In a report, experts from Watchlist on Children, an international child rights group, said at least eight parties to conflicts were found responsible for killing and maiming more than 100 children in a single year but were excluded from the blacklist.
There were “numerous discrepancies and omissions in listing decisions, as well as unwarranted delisting decisions,” the report said, noting that the UN Security Council’s 2001 resolution establishing the list to protect children from the horrors of war “is being seriously undermined” and could result in “putting children at even greater risk.”
“The secretary-general’s 2015 annual report acknowledges that the number of children killed by ‘Israel’ in 2014 was the third highest in the world and the number of schools damaged or destroyed was the highest anywhere in the world that year, and yet ‘Israel’ has not been listed in the report’s annexes,” the report said.
It added that at the time the news media reported that ‘Israel’ and the United States conducted intense lobbying to prevent the regime’s blacklisting.
The child rights experts also cited annual reports that have repeatedly found ‘Israeli’ forces responsible for high levels of Palestinian child casualties, including over 1,525 killed and maimed in 2020 alone.
“Yet ‘Israeli’ forces have yet to be included in the annexed list of violators,” they added.
According to the AP, co-author Yanghee Lee, former chair of the committee that monitors implementation of the UN Convention on the Rights of the Child, said: “We are calling on the secretary-general to urgently address these problems and commit to hold all countries and groups responsible for violations against children accountable without fear or favor.”
In response to the report, UN spokesman Stephane Dujarric said Secretary-General Antonio Guterres stands by the report’s conclusions, expressing willingness to engage with relevant partners in how to improve the system.
Benyam Dawit Mezmur, another co-author of the report urged the UN to ensure that the list of perpetrators it issues is “more credible, accurate, complete, and evidence-based, or risk pulling apart this unique tool for the protection of children caught in war.”

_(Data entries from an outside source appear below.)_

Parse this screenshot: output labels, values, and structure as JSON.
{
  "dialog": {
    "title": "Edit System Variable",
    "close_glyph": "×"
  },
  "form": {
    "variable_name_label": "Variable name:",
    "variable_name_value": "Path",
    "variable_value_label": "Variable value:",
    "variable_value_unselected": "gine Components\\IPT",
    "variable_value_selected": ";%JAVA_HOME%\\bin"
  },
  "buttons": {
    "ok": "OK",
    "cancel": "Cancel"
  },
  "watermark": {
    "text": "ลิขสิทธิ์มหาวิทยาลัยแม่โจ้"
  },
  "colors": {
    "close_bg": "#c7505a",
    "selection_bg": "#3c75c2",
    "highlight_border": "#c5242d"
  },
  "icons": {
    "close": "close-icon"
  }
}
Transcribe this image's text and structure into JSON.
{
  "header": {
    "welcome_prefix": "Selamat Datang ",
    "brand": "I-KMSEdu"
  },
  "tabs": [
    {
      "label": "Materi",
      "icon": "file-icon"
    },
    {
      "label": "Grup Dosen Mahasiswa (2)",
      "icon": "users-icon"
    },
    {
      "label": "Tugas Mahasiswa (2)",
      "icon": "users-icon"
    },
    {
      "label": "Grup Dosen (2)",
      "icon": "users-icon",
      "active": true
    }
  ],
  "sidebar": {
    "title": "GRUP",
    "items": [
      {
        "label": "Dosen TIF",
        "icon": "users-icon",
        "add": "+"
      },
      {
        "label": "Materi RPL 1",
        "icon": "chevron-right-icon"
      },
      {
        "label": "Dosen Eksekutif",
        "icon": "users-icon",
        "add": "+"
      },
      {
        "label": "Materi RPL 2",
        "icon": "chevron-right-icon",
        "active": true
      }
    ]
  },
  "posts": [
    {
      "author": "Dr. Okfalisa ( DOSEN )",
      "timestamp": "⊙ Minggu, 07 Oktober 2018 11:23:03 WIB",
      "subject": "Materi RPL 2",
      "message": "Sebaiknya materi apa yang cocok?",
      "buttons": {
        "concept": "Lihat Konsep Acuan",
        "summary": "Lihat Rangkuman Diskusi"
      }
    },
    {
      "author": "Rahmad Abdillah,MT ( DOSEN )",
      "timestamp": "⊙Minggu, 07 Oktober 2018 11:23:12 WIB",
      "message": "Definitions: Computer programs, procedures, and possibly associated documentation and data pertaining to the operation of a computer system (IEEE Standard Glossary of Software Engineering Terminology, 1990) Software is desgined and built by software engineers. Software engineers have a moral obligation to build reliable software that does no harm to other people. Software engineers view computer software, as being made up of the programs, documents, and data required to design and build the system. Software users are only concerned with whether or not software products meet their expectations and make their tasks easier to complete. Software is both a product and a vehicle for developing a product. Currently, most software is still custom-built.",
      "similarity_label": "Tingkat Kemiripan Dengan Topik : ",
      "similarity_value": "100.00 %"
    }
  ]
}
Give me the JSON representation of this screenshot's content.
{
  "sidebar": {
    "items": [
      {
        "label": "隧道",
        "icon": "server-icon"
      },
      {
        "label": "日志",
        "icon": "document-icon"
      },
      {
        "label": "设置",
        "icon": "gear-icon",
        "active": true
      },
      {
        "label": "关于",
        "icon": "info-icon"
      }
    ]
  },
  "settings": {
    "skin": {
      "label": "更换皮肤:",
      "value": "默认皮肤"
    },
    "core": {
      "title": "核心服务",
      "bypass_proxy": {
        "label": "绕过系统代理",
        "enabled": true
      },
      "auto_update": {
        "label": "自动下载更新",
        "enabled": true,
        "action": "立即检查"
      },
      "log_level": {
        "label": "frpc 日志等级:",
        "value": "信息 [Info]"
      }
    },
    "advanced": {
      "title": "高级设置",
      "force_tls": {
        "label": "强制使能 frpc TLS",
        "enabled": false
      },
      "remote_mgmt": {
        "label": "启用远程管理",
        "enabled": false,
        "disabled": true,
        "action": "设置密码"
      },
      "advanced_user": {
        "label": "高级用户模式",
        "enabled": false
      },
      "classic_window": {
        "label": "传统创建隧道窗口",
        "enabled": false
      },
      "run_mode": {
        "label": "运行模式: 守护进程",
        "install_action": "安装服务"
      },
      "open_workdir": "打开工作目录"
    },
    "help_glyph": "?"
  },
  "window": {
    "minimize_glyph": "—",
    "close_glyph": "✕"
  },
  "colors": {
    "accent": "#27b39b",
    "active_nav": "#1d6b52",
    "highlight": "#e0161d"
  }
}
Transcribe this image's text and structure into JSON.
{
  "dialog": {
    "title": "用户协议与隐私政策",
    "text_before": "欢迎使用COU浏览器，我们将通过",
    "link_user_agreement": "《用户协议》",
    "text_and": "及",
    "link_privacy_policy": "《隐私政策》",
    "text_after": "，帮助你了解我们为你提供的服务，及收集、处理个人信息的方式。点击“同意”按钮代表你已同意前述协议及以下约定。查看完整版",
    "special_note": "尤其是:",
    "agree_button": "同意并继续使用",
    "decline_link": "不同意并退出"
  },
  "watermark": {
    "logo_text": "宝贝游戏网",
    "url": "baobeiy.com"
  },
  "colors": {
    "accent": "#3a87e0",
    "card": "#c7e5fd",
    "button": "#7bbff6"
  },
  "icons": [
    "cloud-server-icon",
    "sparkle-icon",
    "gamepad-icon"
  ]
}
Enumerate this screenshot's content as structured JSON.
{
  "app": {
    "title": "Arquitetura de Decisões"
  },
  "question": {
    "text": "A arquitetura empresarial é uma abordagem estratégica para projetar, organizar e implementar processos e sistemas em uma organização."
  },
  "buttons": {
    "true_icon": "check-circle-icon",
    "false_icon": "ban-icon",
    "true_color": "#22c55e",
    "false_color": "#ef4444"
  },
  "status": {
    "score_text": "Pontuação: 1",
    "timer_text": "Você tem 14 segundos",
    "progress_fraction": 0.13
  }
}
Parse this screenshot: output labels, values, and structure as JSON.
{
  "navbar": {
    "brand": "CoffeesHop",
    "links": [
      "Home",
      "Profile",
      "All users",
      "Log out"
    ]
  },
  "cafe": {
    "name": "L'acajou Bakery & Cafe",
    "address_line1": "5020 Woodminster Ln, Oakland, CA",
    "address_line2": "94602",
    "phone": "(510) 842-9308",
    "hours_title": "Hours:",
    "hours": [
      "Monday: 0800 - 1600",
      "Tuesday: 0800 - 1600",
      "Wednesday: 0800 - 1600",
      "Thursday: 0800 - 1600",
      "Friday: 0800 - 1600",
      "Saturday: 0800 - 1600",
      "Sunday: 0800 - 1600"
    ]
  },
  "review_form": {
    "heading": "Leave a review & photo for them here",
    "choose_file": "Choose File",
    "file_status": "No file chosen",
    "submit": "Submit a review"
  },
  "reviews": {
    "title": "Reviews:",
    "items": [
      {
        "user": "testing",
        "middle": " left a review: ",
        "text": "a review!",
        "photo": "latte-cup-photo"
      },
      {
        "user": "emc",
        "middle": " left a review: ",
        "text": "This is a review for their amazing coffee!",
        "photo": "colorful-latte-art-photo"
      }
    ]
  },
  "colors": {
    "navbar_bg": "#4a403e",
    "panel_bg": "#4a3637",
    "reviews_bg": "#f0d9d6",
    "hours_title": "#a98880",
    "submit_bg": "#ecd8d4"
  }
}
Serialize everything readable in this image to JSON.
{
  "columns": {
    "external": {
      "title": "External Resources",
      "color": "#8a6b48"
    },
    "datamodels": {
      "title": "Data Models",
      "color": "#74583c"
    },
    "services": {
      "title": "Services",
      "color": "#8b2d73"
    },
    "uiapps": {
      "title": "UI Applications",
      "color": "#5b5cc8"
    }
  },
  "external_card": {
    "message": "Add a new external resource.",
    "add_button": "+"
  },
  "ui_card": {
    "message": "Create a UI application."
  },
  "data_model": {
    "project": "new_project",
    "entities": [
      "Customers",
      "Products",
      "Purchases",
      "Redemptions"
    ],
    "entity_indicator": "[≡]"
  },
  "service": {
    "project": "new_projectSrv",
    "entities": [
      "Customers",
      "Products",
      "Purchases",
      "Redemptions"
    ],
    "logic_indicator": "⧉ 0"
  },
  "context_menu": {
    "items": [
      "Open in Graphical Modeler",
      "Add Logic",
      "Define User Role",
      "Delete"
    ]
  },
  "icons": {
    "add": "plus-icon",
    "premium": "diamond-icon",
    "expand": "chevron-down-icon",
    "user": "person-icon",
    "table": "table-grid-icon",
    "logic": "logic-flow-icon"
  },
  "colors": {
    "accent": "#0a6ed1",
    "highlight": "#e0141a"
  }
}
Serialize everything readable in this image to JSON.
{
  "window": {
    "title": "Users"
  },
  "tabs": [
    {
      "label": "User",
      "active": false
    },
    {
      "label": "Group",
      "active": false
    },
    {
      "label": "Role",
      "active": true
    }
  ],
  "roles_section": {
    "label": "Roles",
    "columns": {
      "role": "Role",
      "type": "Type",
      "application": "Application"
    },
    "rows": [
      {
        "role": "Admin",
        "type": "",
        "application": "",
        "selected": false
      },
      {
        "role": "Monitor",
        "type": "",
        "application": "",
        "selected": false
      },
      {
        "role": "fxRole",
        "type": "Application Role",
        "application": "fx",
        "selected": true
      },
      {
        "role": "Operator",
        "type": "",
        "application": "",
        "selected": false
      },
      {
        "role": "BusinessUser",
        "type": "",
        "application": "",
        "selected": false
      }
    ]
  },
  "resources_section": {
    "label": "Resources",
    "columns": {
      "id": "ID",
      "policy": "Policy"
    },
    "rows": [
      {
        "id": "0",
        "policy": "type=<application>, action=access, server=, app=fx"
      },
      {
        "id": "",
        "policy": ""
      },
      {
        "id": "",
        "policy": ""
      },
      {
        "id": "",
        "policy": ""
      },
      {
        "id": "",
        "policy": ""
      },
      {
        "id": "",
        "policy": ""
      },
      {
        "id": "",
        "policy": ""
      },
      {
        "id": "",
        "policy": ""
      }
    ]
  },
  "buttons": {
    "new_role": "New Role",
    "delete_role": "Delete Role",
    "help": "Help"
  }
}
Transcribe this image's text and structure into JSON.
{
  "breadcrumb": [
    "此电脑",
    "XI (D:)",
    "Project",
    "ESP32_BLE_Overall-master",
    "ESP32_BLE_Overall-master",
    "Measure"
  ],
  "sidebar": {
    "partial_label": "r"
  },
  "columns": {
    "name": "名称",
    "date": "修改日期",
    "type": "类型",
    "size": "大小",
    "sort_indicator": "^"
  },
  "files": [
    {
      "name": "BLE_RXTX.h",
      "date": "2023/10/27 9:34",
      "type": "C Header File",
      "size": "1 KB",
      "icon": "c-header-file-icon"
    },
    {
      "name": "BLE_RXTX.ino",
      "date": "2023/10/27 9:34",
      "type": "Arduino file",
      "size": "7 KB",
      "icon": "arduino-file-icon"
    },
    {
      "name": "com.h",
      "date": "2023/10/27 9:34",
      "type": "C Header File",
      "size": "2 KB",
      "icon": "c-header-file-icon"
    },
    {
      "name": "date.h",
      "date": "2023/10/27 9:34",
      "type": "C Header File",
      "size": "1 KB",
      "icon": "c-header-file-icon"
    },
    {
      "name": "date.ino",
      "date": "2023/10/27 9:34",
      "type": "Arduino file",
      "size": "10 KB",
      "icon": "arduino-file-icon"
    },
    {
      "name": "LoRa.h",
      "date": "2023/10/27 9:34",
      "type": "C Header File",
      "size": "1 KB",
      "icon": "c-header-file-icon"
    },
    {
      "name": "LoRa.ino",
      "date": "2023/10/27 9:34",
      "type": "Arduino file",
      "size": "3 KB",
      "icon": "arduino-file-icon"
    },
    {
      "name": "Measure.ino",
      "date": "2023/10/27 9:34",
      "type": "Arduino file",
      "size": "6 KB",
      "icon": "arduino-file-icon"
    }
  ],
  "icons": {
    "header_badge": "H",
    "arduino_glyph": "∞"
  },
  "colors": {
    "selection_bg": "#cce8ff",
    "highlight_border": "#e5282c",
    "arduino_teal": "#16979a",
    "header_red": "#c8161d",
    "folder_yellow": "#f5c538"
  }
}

The report also said the Saudi-led war coalition against Yemen was delisted in 2020 for killing and maiming children in the Arab country, despite being responsible for a documented 222 child casualties during the reporting period.
“With this delisting, the Saudi-led coalition has been removed from the Secretary-General’s list altogether,” it noted.
Citing the Secretary General’s reports that said the Saudi-led coalition was delisted due to a “sustained significant decrease” in the number of violations they committed, the rights experts said such argument runs counter to the established delisting criteria.
“This runs counter to the delisting criteria established in 2010 and the Security Council’s stated expectations that listing is based on whether or not grave violations against children took place in violation of international obligations,” they maintained.
According to the UN Office for the Coordination of Humanitarian Affairs [OCHA], the Saudi war on Yemen has killed a quarter of a million people, including women and children, since it was launched in March 2015 with the aim of restoring the Riyadh-friendly government of former President Abd Rabbuh Mansour Hadi.